Comcast’s recently launched Urban Beat VOD area is delivering entertainment programming ranging from hip-hop to gospel to the growing number of on-demand-enabled urban subscribers. Comcast’s latest addition: the Russell Simmons-helmed service Def On Demand, which launched last week, with programming featuring musical artists, professional athletes and entertainers, according to DoD CEO Will Griffin.

DoD joins an Urban Beat lineup that includes fare from linear cable networks Black Entertainment Television and TV One, as well as content from gospel music-tinged service Praise TV and urban-targeted services QD3 and Vibe.

While Comcast officials said it’s too early to reveal the number of streams the block has generated since its August debut, Comcast On Demand vice president and general manager Page Thompson noted that urban programming has proven popular among the MSO’s subscribers.

“We do have some content from various networks and the rap and R&B videos have always done well for us on Music Choice,” Thompson said. “It’s great to be working with the whole Def organization and I think the content will be extremely popular.”

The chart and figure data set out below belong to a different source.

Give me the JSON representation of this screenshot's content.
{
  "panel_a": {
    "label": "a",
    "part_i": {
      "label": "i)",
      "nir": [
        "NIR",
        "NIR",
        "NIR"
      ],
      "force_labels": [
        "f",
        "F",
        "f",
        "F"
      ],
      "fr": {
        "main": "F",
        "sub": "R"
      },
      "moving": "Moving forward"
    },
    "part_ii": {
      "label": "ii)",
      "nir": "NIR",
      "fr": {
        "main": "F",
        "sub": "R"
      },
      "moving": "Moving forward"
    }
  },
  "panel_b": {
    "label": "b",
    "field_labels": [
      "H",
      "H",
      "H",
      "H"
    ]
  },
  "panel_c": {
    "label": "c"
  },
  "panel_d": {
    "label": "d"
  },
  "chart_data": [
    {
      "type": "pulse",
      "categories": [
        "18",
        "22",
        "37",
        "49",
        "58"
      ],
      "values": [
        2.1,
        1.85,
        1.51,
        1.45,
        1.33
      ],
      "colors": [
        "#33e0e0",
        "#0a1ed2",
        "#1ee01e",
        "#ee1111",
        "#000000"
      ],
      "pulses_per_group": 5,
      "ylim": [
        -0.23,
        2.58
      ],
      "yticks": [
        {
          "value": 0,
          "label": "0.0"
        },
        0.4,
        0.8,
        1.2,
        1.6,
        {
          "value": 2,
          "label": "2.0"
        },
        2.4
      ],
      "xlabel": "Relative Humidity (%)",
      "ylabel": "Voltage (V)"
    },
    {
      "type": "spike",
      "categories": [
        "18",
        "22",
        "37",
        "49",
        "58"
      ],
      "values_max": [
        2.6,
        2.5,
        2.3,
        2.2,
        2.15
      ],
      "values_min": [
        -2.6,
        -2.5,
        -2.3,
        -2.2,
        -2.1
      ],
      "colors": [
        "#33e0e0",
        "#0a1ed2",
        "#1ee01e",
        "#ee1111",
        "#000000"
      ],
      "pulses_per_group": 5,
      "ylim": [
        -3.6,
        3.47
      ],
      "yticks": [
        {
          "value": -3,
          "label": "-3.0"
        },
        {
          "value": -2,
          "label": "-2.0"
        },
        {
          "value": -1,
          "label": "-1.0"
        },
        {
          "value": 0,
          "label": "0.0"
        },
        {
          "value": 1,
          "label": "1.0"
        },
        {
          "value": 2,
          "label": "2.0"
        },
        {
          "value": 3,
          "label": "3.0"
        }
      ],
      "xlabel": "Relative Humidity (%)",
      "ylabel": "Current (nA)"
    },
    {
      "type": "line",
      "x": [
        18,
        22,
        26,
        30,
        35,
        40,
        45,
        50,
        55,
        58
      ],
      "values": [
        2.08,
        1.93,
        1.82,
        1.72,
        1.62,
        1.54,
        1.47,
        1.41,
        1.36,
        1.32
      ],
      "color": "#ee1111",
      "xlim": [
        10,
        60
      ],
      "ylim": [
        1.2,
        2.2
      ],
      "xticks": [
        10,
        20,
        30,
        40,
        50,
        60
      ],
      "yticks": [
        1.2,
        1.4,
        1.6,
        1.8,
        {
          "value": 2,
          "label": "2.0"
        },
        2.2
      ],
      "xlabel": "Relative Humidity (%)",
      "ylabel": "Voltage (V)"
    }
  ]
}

Indeed, ethnic viewers, in general, gravitate to programming specific to their demographics, according to the 2005 Horowitz Associates Inc. State of Broadband Urban Markets VI report. The study found that 41% of urban Blacks, 21% of Hispanics and 20% of Asian-Americans surveyed perceived on-demand services targeted to the respective groups as valuable to their viewing experience.

“The trend is moving away from linear channels and toward on-demand,” said DoD’s Griffin. “Our audience is watching television this way, so we want to be the first mover in this space and deliver value to the consumer for free in a video on-demand environment.”

Griffin said the company chose VOD rather than offering a linear channel because its audience tends to use new technology heavily. Over the years, companies backed by Simmons have tried to launch linear hip-hop lifestyle channels.

Unlike many startup VOD services, DoD has already signed several blue-chip sponsors, including sneaker and apparel company Reebok, Coca-Cola and General Motors. In addition to sponsorship elements, Griffin said the companies will provide content for the channel. For instance, Reebok will provide 10 short documentaries featuring such personalities as rapper Jay-Z, National Basketball Association star Allen Iverson, pro boxer Winky Wright and National Football League quarterback Donovan McNabb.

Griffin said the network will focus on various themes within the hip-hop community. November will focus on the mix tape business, with exclusive biographies of rappers 50 Cent and Eminem, and how their careers developed after exposure on mix tapes.

The network will also feature mix-tape sessions with Eminem DJ Clinton Sparks; video-mix shows, and street-style dance battles.

Overall, DoD will feature 10 programs representing six to eight hours of content a month. “The idea is that we’ll have the depth of content on individual artists that will resonate with the hip-hop fan at any given time,” Griffin said.